FTC also tracks buffs and debuffs. This was one of the trouble areas a year ago. According to the mod’s description, buff tracking isn’t perfectly accurate, but it’s pretty darn close. And having used this mod for a while myself, I can attest to its accuracy. In the default UI, you get zero indication at to whether you have a buff or debuff. To a min-maxer or someone used to grabbing that information from the UI, this is an extremely important missing element from the default UI because it’s used to determine multiple other things about the fight and the player’s output.
Lastly, for the endgame players and min-maxers, FTC includes combat tracking. This does exactly what you’d expect: It tracks your performance during a given encounter. Raiders and dungeon crawlers will love this as a post-encounter analysis of personal performance.
FTC is legit and includes nearly everything an MMO player needs to get by in Elder Scrolls Online, but it’s missing one critical UI element: a map. You would not believe the number of times I heard people say, “I hate having to hit the map button every few seconds so that I know where I’m going.” Sometimes, you never realize how reliant you are on a UI element until it’s gone. When the game was in beta, I swear I was about to break the m-key because I hit it so often — even more than any combat button. The compass on top of the default ESO UI is OK, but nothing compares to the MiniMap mod by Fyrakin.
There are a couple of competing minimap mods, but I’ve found that this one works the best and has the most options. What truly stands out about Fyrakin’s minimap is its customizations. The other minimaps that I’ve used are basically just rectangles that sit in the corner of the screen, with your only real adjustment being the size of that rectangle. Fyrakin takes customization to the next level by adding a nice variety of shapes and customizations. For instance, I use the round minimap with the clock. (That’s right, by default the game does not have a clock on the main screen; you’d have to go into yet another UI screen to see the clock.)
Important node mods
Unfortunately, there isn’t a single comprehensive mod that encapsulates all the important nodes into one plugin and looks good at the same time. But if you combine Harvest Map by Shinni, Lorebooks by Garkin, SkyShards by Garkin, TreasureMaps by Mitsarugi, and to a lesser extent Destinations by SnowmanDK, you’ll have a pretty good combination of places you’ll want to visit in the game.
Lorebooks, SkyShards, and TreasureMaps all pretty much do the same thing: They give you icons on the map that show you where each of those items are. These three are in the same category because they do what they do really well and the icons mix well with the other icons already on the map. They also change the icon if you’ve already gathered that particular item.
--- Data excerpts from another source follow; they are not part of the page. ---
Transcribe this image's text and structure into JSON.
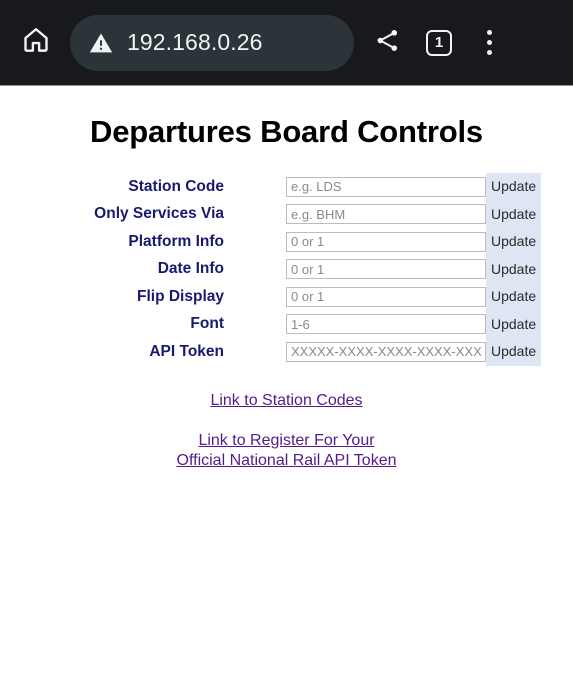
{
  "browser": {
    "home_icon": "home-icon",
    "security_icon": "warning-triangle-icon",
    "url": "192.168.0.26",
    "share_icon": "share-icon",
    "tab_count": "1",
    "menu_icon": "overflow-menu-icon"
  },
  "page": {
    "title": "Departures Board Controls",
    "update_label": "Update",
    "rows": [
      {
        "label": "Station Code",
        "placeholder": "e.g. LDS",
        "value": ""
      },
      {
        "label": "Only Services Via",
        "placeholder": "e.g. BHM",
        "value": ""
      },
      {
        "label": "Platform Info",
        "placeholder": "0 or 1",
        "value": ""
      },
      {
        "label": "Date Info",
        "placeholder": "0 or 1",
        "value": ""
      },
      {
        "label": "Flip Display",
        "placeholder": "0 or 1",
        "value": ""
      },
      {
        "label": "Font",
        "placeholder": "1-6",
        "value": ""
      },
      {
        "label": "API Token",
        "placeholder": "XXXXX-XXXX-XXXX-XXXX-XXXXXXXXXXXX",
        "value": ""
      }
    ],
    "links": {
      "station_codes": "Link to Station Codes",
      "api_token_line1": "Link to Register For Your",
      "api_token_line2": "Official National Rail API Token"
    }
  },
  "colors": {
    "toolbar_bg": "#17191c",
    "omnibox_bg": "#2b3539",
    "label_navy": "#191970",
    "button_blue": "#dee6f4",
    "link_purple": "#551a8b"
  }
}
Harvest Map works very similarly to the other three mods, but it doesn’t mark anything on your map until you actually gather the resource node. Since harvesting nodes appear in the same place every time, this is particularly useful if you’re a gatherer as I am.
Lastly, and unfortunately, leastly, I want to give a shout-out to the Destinations plugin. I love the idea of Destinations because it gives markers for items that are usually hidden by the game itself, like some quest givers or POIs. I just don’t think it’s executed as well as — it’s not pretty. The icons aren’t eyecandy, and the map location isn’t 100% accurate all the time. I still use this mod quite a bit, but I wanted to warn anyone else who’s considering picking it up on my advice.